Na rancho przybyli veganie. Dwoje dorosłych i małe. Asia, Tomek i mała blond Bogusia. Pierwotnie miała to być tylko matka z córką czyli Aśka z Bogusią, ale Aśka ściągnęła jadącego z Warszawy do Rogajn Tomka, więc są tu w komplecie. Mają pomóc mi sadzić drzewka. Użyczyłam im pokoik z łazienką, oraz namiot. Korzystają z jednego i drugiego oraz z mojej kuchni.

poniedziałek, 20 lipca 2009

Pechowy poniedziałek

Wyspałam się. Rano wstałam i zainterweniowałam, bo konie porozrywały taśmę. Naprawiłam taśmy, poprawiłam ogrodzenie i próbowałam zapędzić konie na pastwisko. Uparcie wracały na podwórko. W końcu otworzyłam drzwi jednego boksu i tam wbiegły chłodzić się. Zamknęłam je. Krowy wyważyły drzwi swojego boksu i wyszły na podwórko. Bernadetta bydłuje. Będę musiała ją uwiązać, by mi znów gdzieś nie uciekła. Otworzyłam krową małą przysiedliskową łączkę by ją wygryzły.

Dostałam smsem fatalną wieść. Kolosalny rachunek telefoniczny. Nie mam pojęcia skąd taka kwota.
Chyba przejdę zupełnie na kartę. Wkurza mnie ten abonament.
Tak się zastanawiam nad wczorajszym wydarzeniem. Głupio Jacek zrobił. Dziwnie się zachował. Uciekł jak złodziej. Sprawdzę czy czegoś nie rąbnął.

Tak sobie myślę, że jemu nie chodziło tyle o pokój i wyżywienie co o papierosy. Jest koszmarnie uzależniony. Powinien mi o tym powiedzieć na samym początku. Inaczej bym do tego podeszła. W sobotę wieczorem powiedział, że on chce palić jednego papierosa co godzinę. Myślałam, że żartuje. Teraz wiem, że niszczy go straszny nałóg. On pali od 16 roku życia. Kiedyś próbował zerwać z paleniem, ale mu nie wyszło. Ongiś wyciągnęłam jednego narkomana z nałogu, ale on chciał się leczyć. Jacek z Olecka nie chce się leczyć ze swojego uzależnienia. Paląc takie ilości papierosów dostanie raka płuc o ile już go nie ma.

On potrzebuje radykalnego odwyku. Powinien być odizolowany na czas detoksykacji. Podczas posiłków, widziałam, że ręce mu drżały. Co chwila wołał o papierosa. W końcu po piątkowej dyskusji dawałam mu po pół paczki na dzień. Ale to dla niego za mało. On pali co najmniej jedną paczkę dziennie, a jeśli by mógł, to paliłby dwie. Okropne uzależnienie. Pewnie dlatego nie może się utrzymać w żadnej pracy.

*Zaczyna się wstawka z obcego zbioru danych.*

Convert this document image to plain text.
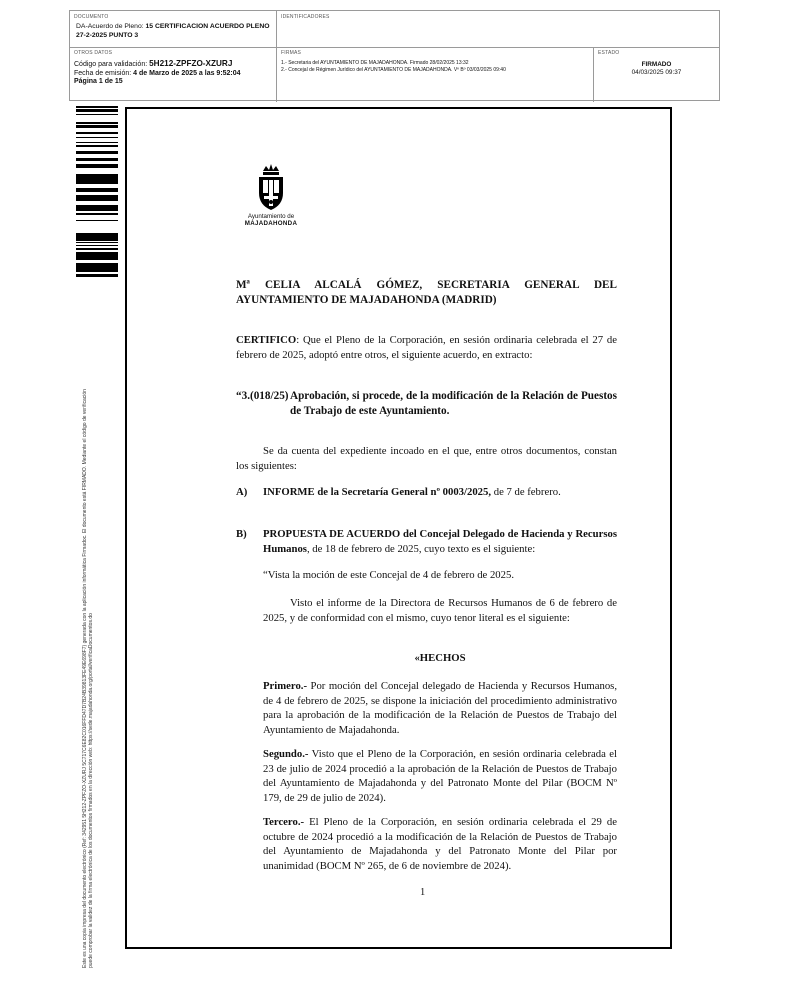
DOCUMENTO
DA-Acuerdo de Pleno: 15 CERTIFICACION ACUERDO PLENO 27-2-2025 PUNTO 3
IDENTIFICADORES
OTROS DATOS
Código para validación: 5H212-ZPFZO-XZURJ
Fecha de emisión: 4 de Marzo de 2025 a las 9:52:04
Página 1 de 15
FIRMAS
1.- Secretaria del AYUNTAMIENTO DE MAJADAHONDA. Firmado 28/02/2025 13:32
2.- Concejal de Régimen Jurídico del AYUNTAMIENTO DE MAJADAHONDA. Vº Bº 03/03/2025 09:40
ESTADO
FIRMADO
04/03/2025 09:37
Este es una copia impresa del documento electrónico (Ref: 342951 5H212-ZPFZO-XZURJ 5C717C6E82C016FFD47D7B24B39813FE49E698F7) generada con la aplicación informática Firmadoc. El documento está FIRMADO. Mediante el código de verificación puede comprobar la validez de la firma electrónica de los documentos firmados en la dirección web: https://sede.majadahonda.org/portal/verificaDocumentos.do
Ayuntamiento de
MAJADAHONDA
Mª CELIA ALCALÁ GÓMEZ, SECRETARIA GENERAL DEL AYUNTAMIENTO DE MAJADAHONDA (MADRID)
CERTIFICO: Que el Pleno de la Corporación, en sesión ordinaria celebrada el 27 de febrero de 2025, adoptó entre otros, el siguiente acuerdo, en extracto:
“3.(018/25) Aprobación, si procede, de la modificación de la Relación de Puestos de Trabajo de este Ayuntamiento.
Se da cuenta del expediente incoado en el que, entre otros documentos, constan los siguientes:
A)	INFORME de la Secretaría General nº 0003/2025, de 7 de febrero.
B)	PROPUESTA DE ACUERDO del Concejal Delegado de Hacienda y Recursos Humanos, de 18 de febrero de 2025, cuyo texto es el siguiente:
“Vista la moción de este Concejal de 4 de febrero de 2025.
Visto el informe de la Directora de Recursos Humanos de 6 de febrero de 2025, y de conformidad con el mismo, cuyo tenor literal es el siguiente:
«HECHOS
Primero.- Por moción del Concejal delegado de Hacienda y Recursos Humanos, de 4 de febrero de 2025, se dispone la iniciación del procedimiento administrativo para la aprobación de la modificación de la Relación de Puestos de Trabajo del Ayuntamiento de Majadahonda.
Segundo.- Visto que el Pleno de la Corporación, en sesión ordinaria celebrada el 23 de julio de 2024 procedió a la aprobación de la Relación de Puestos de Trabajo del Ayuntamiento de Majadahonda y del Patronato Monte del Pilar (BOCM Nº 179, de 29 de julio de 2024).
Tercero.- El Pleno de la Corporación, en sesión ordinaria celebrada el 29 de octubre de 2024 procedió a la modificación de la Relación de Puestos de Trabajo del Ayuntamiento de Majadahonda y del Patronato Monte del Pilar por unanimidad (BOCM Nº 265, de 6 de noviembre de 2024).
1
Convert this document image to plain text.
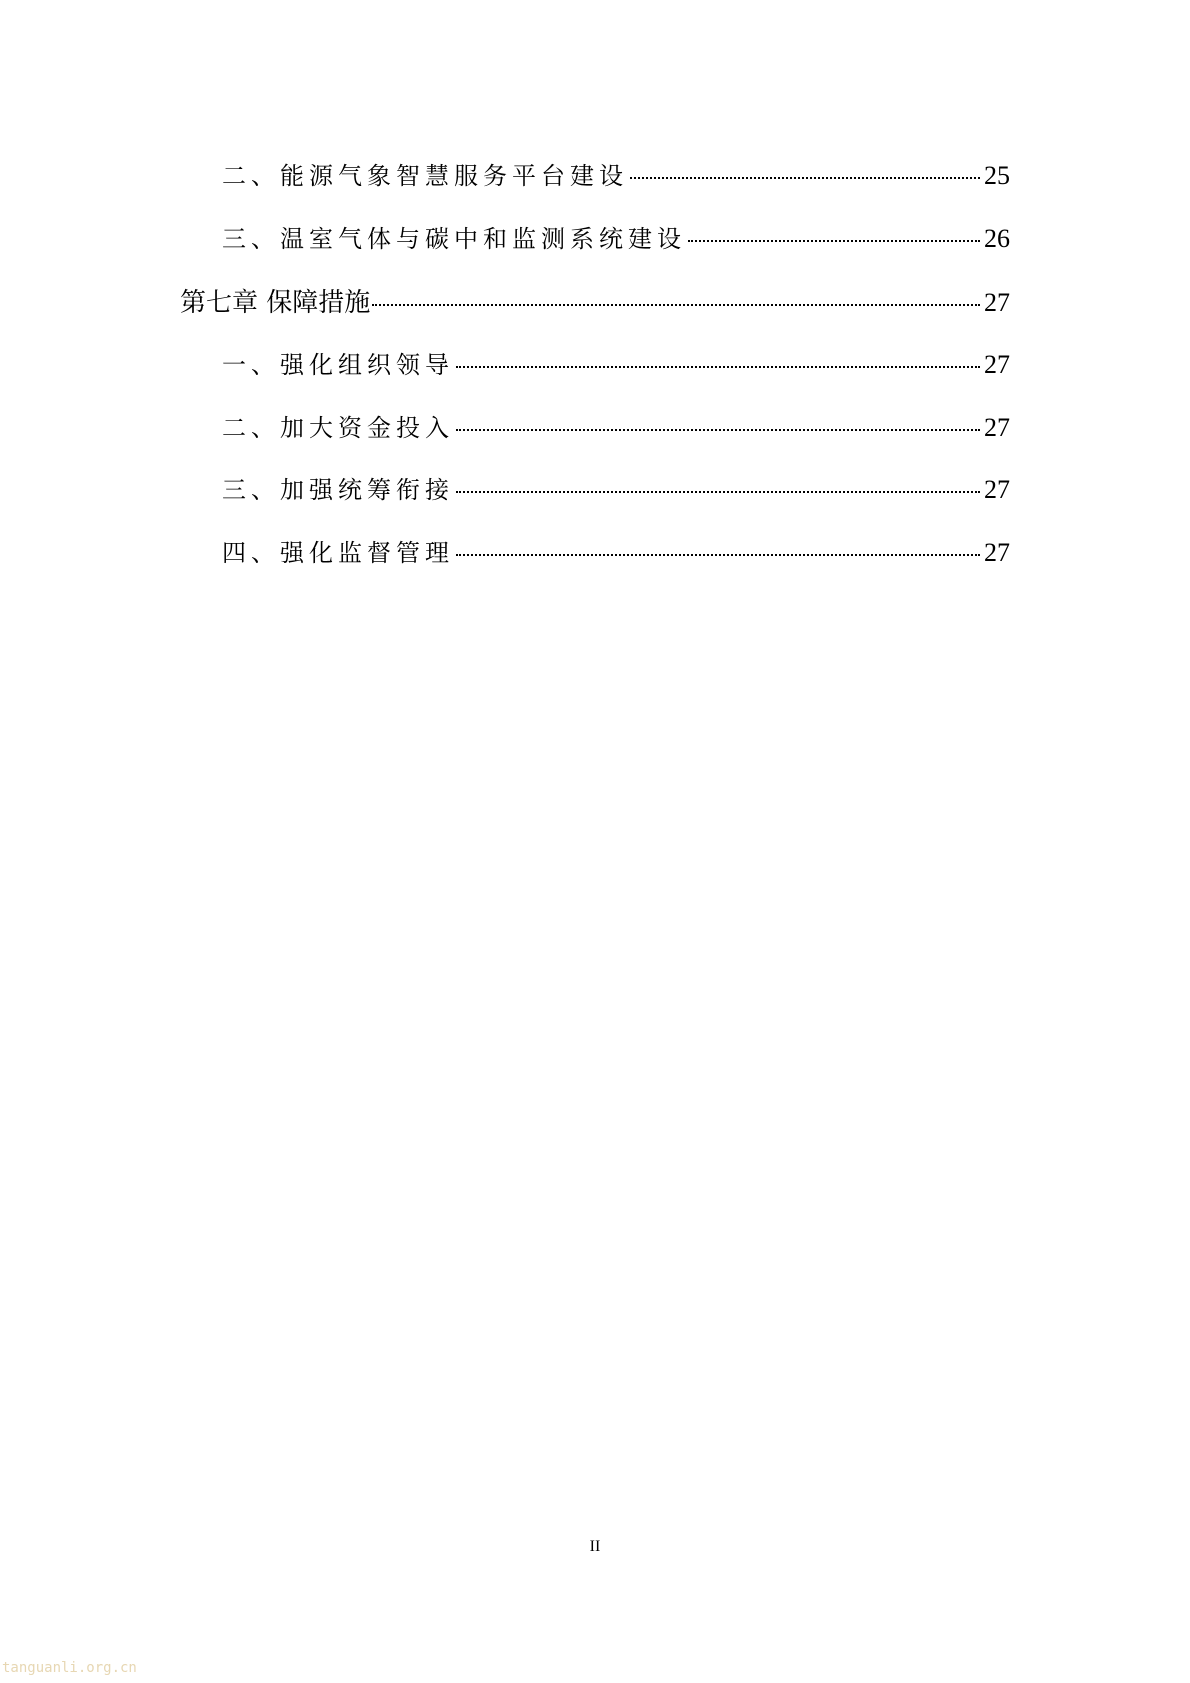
二、能源气象智慧服务平台建设	25
三、温室气体与碳中和监测系统建设	26
第七章 保障措施	27
一、强化组织领导	27
二、加大资金投入	27
三、加强统筹衔接	27
四、强化监督管理	27
II
tanguanli.org.cn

Tymczasem zadzwoniła jakaś kobieta. Myślałam, że to jakaś wieśniaczka niedorozwinięta z okolicy, bo wysławiała się jakoś tak strasznie rozwlekle i anemicznie - głos jak zza grobu. Szuka pokoju z wyżywieniem w zamian za pomoc na gospodarstwie. Ma dziecko. Ma być tu zaraz na rozmowę. Pytałam, czy ma jakieś nałogi. Twierdzi, że nie ma. Jeszcze nie wiem w jakim wieku to dziecko. Jak bardzo małe, to też będzie problem. Kto się nim zajmie, gdy ona będzie pracować? Chyba, że zabierze je z sobą na pole i postawi gdzieś w cieniu kosz z dzieckiem jeśli bardzo małe. Jeśli większe, to będzie jej towarzyszyło.

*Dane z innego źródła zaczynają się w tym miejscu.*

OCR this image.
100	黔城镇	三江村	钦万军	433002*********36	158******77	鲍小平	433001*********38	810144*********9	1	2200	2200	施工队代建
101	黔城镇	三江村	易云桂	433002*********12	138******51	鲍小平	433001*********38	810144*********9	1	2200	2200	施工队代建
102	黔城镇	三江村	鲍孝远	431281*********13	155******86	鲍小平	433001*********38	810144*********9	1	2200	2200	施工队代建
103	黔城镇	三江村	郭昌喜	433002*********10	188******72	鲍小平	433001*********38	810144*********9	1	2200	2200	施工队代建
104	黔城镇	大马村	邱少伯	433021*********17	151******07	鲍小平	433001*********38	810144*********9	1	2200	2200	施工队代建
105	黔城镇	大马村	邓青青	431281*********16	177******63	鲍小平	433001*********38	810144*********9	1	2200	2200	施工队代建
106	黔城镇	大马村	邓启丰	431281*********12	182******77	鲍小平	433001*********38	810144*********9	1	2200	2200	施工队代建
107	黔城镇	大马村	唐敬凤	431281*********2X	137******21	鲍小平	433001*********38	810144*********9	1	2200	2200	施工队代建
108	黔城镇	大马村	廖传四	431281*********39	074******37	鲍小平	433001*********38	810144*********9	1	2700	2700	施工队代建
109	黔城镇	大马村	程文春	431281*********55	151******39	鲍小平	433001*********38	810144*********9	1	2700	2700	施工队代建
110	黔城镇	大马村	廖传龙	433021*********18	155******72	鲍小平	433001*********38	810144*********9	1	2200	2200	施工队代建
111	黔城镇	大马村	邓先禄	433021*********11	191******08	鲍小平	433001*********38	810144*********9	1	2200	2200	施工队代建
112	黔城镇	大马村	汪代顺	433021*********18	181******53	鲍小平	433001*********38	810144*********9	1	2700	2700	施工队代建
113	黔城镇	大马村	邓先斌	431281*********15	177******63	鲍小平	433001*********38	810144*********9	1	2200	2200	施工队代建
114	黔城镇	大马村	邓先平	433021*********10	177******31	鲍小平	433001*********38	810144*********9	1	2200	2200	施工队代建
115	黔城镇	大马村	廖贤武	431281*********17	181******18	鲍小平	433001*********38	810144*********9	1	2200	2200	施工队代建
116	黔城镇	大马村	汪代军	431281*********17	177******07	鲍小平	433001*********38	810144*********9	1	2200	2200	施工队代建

Teraz pytanie, czy ona da radę kopać te dołki. Czy będzie chciała to robić. Jeśli nie, to nie przyjmę jej. Potrzebuję kogoś głównie do tych dołków. Inne prace są mniej ważne. Inne prace muszą poczekać, chociaż także pilne są. Chociaż, może dam jej tę izbę piwniczną do wysprzątania. Latem tam można mieszkać. Chłodniej niż na parterze i jest bieżąca woda. Zobaczymy jakie ma chęci do pracy. Nie dam się wrobić tak jak 7 lat temu pewnej parce co to miała mi dokładać się do opłat za prad i wodę i pomagać trochę, a w efekcie do niczego się nie dokładali i nic nie pomagali, tylko zajmowali mi pół domu i facet jeszcze miał czelność wygrażać mi. Tak to nie będzie. Jak nie będzie chciała pomagać, a będzie chciała wynająć pokój to niech płaci za wynajem pokoju i tyle.

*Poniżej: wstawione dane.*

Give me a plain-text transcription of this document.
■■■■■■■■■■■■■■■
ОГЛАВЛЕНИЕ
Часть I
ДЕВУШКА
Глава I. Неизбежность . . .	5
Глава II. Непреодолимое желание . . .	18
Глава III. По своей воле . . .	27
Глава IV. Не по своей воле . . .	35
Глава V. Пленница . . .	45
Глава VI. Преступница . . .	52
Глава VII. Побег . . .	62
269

Już wiem więcej. Dzieciak ma 18 miesięcy, a kobieta chce się zaczępić na tydzień. Póki co zabłądziła. Nie zapytała mnie o adres i pojechała nie tam gdzie trzeba :D

Skoro ona tutaj tylko na tydzień, to nie ma co ruszać tej izby na dole. Dam jej pokój po Jacku. Niech kopie dołki. Mówi, że da radę. Obaczym. W sumie powinna. Te najgorsze dołki już wykopane. Zostały lepsze kawałki o miękkiej glebie. Powinna się z nimi uporać. Podobno widziała moje stare ogłoszenie na www.myneed.pl Muszę uaktualnić.

To nie koniec złych wieści. Dostałam komplet blankietów do wpłaty za umowę ratalną, której nie podpisałam. Akwizytor od Cyfry Plus albo ktoś ze sklepu EUROSAT SUWAŁKI podpisał się za mnie. Nie dostałam żadnego sprzętu, ani nie założono mi tej Cyfry. Nie podpisałam też umowy o dostawę. Uwaga na fałszerzy i oszustów!